After Amy Carter broke up, Carland remained friends with Hanna. She collaborated on the record art for Hanna’s band, Bikini Kill. Carland is also the namesake of the Bikini Kill song "For Tammy Rae" off the album Pussy Whipped. She also collaborated on album art for bands such as The Fakes and The Butchies.

Hanna contributed to Carland’s next project, the independently produced fanzine I (heart) Amy Carter. Other contributors included Donna Dresch of the queercore band Team Dresch. Carland’s zine writings have been republished in A Girl's Guide to Taking Over the World edited by Karen Green and Tristan Taormino and The Riot Grrrl Collection edited by Lisa Darms.

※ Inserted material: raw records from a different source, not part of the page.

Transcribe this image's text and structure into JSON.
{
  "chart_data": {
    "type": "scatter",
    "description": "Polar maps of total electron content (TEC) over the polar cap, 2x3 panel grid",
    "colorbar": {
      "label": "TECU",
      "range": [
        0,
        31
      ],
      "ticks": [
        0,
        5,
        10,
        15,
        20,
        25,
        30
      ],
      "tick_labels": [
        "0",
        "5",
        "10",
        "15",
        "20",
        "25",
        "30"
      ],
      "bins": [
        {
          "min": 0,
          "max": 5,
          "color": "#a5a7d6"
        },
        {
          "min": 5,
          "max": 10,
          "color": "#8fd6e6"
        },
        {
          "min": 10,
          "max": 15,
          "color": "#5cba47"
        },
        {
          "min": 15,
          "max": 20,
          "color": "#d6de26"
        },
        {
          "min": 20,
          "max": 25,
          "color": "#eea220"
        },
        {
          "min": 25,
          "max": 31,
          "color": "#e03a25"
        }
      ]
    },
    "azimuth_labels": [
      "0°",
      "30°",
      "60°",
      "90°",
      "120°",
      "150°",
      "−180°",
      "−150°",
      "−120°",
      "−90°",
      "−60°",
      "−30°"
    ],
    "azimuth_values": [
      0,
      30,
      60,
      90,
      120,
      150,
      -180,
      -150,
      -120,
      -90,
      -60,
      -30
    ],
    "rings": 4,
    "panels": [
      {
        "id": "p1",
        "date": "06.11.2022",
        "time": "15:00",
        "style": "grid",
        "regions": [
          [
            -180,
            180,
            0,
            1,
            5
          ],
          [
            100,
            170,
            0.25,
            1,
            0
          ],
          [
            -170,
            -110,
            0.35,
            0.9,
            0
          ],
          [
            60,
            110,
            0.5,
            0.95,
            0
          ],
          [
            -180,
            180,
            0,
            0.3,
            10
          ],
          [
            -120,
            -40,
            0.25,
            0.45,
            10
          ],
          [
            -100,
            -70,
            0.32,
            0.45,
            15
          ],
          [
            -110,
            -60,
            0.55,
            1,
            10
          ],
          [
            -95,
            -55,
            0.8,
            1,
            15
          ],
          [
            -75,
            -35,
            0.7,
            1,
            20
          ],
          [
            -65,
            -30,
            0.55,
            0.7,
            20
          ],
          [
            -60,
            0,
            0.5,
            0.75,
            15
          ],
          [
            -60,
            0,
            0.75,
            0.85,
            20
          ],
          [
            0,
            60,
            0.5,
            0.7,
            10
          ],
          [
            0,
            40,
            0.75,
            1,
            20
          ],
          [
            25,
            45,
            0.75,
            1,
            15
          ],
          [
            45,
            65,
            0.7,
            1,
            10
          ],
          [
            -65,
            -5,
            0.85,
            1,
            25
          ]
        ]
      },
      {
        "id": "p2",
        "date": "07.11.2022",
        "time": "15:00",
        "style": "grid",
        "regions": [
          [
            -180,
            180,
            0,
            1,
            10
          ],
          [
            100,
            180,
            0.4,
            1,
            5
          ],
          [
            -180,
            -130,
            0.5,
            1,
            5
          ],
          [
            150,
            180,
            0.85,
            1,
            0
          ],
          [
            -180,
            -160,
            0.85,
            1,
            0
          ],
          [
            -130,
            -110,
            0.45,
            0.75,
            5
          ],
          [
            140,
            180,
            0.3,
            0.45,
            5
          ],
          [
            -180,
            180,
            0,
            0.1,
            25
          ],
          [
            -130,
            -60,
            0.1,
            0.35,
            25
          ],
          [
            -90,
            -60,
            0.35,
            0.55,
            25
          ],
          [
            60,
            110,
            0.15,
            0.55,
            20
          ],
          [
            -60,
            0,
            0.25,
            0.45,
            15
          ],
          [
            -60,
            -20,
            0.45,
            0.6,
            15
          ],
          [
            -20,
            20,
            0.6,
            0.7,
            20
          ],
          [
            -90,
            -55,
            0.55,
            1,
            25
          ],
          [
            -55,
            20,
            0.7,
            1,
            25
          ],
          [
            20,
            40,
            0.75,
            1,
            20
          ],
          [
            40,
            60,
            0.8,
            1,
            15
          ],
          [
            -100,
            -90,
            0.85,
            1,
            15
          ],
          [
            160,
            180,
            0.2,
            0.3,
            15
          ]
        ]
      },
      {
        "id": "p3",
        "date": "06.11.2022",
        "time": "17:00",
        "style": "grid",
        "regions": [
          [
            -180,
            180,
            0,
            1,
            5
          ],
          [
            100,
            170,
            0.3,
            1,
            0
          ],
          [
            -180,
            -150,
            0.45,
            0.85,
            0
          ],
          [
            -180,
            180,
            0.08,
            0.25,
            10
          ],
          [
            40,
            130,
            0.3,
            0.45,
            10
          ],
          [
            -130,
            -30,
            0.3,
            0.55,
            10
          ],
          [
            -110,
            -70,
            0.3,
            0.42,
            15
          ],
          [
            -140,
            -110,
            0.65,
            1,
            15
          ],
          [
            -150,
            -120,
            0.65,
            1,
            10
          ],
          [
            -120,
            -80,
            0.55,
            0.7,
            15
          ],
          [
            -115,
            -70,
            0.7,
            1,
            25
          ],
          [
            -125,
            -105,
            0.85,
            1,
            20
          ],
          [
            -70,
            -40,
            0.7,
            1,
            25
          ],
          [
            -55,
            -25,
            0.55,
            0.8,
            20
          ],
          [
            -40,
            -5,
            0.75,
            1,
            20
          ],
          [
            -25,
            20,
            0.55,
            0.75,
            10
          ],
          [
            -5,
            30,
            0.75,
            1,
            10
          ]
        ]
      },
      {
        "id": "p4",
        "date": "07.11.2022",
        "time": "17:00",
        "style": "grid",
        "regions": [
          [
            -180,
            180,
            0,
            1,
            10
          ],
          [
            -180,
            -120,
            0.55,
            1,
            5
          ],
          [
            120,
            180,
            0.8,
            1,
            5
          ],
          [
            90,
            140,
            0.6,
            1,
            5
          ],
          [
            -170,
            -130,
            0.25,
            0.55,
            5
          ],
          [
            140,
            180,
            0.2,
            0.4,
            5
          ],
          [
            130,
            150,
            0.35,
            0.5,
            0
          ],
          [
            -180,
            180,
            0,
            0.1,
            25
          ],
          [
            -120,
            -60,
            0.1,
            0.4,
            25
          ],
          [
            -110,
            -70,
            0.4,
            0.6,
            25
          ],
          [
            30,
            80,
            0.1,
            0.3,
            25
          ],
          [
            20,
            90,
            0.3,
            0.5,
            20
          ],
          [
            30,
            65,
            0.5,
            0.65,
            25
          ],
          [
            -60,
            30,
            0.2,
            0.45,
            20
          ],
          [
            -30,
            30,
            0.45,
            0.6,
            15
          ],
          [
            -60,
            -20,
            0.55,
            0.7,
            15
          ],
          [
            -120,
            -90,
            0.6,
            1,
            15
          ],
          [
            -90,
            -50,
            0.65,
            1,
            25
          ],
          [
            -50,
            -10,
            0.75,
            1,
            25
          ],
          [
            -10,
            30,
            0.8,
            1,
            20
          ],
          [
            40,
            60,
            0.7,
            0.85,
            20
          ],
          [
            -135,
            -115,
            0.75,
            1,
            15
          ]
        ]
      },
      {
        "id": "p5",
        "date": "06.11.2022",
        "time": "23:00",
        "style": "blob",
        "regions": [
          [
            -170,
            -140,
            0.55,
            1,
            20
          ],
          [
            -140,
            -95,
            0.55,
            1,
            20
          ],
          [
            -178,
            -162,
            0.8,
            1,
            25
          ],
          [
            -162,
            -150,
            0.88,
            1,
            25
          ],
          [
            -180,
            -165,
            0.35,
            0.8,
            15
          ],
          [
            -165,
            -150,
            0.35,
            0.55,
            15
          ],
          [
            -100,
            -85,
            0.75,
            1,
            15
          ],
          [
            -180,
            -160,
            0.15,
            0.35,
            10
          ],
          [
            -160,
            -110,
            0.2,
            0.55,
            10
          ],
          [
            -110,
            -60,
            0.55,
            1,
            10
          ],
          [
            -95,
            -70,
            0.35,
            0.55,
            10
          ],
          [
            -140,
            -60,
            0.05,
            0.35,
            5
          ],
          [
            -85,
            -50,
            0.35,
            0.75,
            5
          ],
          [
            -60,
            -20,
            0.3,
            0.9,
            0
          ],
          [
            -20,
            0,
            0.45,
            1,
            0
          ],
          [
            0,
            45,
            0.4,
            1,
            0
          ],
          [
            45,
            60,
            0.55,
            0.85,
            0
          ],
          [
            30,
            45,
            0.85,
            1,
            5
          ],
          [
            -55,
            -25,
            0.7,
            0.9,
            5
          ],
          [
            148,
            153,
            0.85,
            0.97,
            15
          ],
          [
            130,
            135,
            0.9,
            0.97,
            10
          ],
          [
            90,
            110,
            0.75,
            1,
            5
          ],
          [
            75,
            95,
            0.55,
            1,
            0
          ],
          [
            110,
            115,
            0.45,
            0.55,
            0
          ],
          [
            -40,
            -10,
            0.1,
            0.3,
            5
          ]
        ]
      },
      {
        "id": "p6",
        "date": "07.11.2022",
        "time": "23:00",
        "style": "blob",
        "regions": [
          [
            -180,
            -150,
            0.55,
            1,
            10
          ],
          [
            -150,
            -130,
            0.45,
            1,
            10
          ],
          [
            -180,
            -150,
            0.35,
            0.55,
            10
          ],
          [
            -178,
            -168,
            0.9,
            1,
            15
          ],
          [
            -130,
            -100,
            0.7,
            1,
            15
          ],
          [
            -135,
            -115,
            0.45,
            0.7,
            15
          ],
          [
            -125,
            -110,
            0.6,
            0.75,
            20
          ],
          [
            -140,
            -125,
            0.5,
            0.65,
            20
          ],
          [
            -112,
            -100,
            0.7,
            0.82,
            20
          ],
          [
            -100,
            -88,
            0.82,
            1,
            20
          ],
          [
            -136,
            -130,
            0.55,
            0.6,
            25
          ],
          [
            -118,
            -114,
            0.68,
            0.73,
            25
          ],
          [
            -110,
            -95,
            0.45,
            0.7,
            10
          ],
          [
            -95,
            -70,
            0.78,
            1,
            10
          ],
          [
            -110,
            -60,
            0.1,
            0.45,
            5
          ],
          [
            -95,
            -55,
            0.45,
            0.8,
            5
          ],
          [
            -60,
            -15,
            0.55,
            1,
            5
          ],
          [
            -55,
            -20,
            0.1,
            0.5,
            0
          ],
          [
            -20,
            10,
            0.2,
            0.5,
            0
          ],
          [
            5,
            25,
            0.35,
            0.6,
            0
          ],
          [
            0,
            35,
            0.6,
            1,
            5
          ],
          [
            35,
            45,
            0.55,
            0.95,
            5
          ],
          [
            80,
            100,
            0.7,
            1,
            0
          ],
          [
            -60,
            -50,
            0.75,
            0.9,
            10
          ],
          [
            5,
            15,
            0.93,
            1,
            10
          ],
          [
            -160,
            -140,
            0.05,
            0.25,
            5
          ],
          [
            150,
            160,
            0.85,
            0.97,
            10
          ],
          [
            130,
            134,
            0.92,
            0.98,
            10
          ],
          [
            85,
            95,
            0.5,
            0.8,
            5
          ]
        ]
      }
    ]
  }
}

After the zine's demise, Carland turned her focus to photography and filmmaking. Excerpts from her film Lady Outlaws and Faggot Wannabes are included in the documentary film She's Real, Worse Than Queer by Lucy Thane, and Carland is also interviewed in this film. She has also been a contributor to Joanie4Jackie, a film compilation zine created by Miranda July, which featured Dear Mom and Becky 1977 in the first and second issues respectively. Her videos Live From Somewhere, Odd Girl Out, and Lady Outlaws and Faggot Wannabes have screened nationally and internationally.

From 1997-2005, Carland ran, in partnership, Mr. Lady Records and Videos. Mr. Lady was an independent record label and video distribution company dedicated to promoting feminist and queer culture. Mr. Lady released recordings by The Butchies, Kaia Wilson (Carland's ex-partner and Mr. Lady co-founder), and Le Tigre. Carland's name appears in the lyrics of the Le Tigre song "Hot Topic."

==Photography==

Carland's photographs appear in the book The Passionate Camera: Photography and Bodies of Desire edited by Deborah Bright and Lesbian Art in America edited by Harmony Hammond. Carland has several bodies of work that have been shown in museums and galleries. She is currently represented by Jessica Silverman Gallery.

Carland has described herself as a maker rather than a documentarian, with regard to her art practice. In general, her photographs are carefully staged rather than captured in the moment. She has cited Bernd and Hilla Becher, Félix González-Torres and Imogen Cunningham as influences, especially on her "Lesbian Beds" series. The series contains photographs of her friends' unmade beds, all taken from the same aerial perspective, just minutes after being vacated. In the series "Horror Girls", Carland dresses up to recreate scenes and characters from horror movies. In "On Becoming: Billy and Katie 1964" Carland creates snapshot portraits of her dressed as her parents. "Photoback" is a series in which she photographed found photos that have captions hand written on the backs. "Keeping House" is a series Carland did with Kaia Wilson, staging scene from their home life together. The series "Post Partum Portraits" was created after Carland became a mother. Her series "Archive of Feelings" was featured in Alien She: Examining the lasting impact of Riot Grrrl, an exhibition held at the Yerba Buena Center for the Arts and the Orange County Museum of Art.

==Teaching==
Carland was Provost at California College of the Arts. She is also a Professor of Photography and Fine Arts. Carland has also taught at University of North Carolina at Chapel Hill and DePauw University.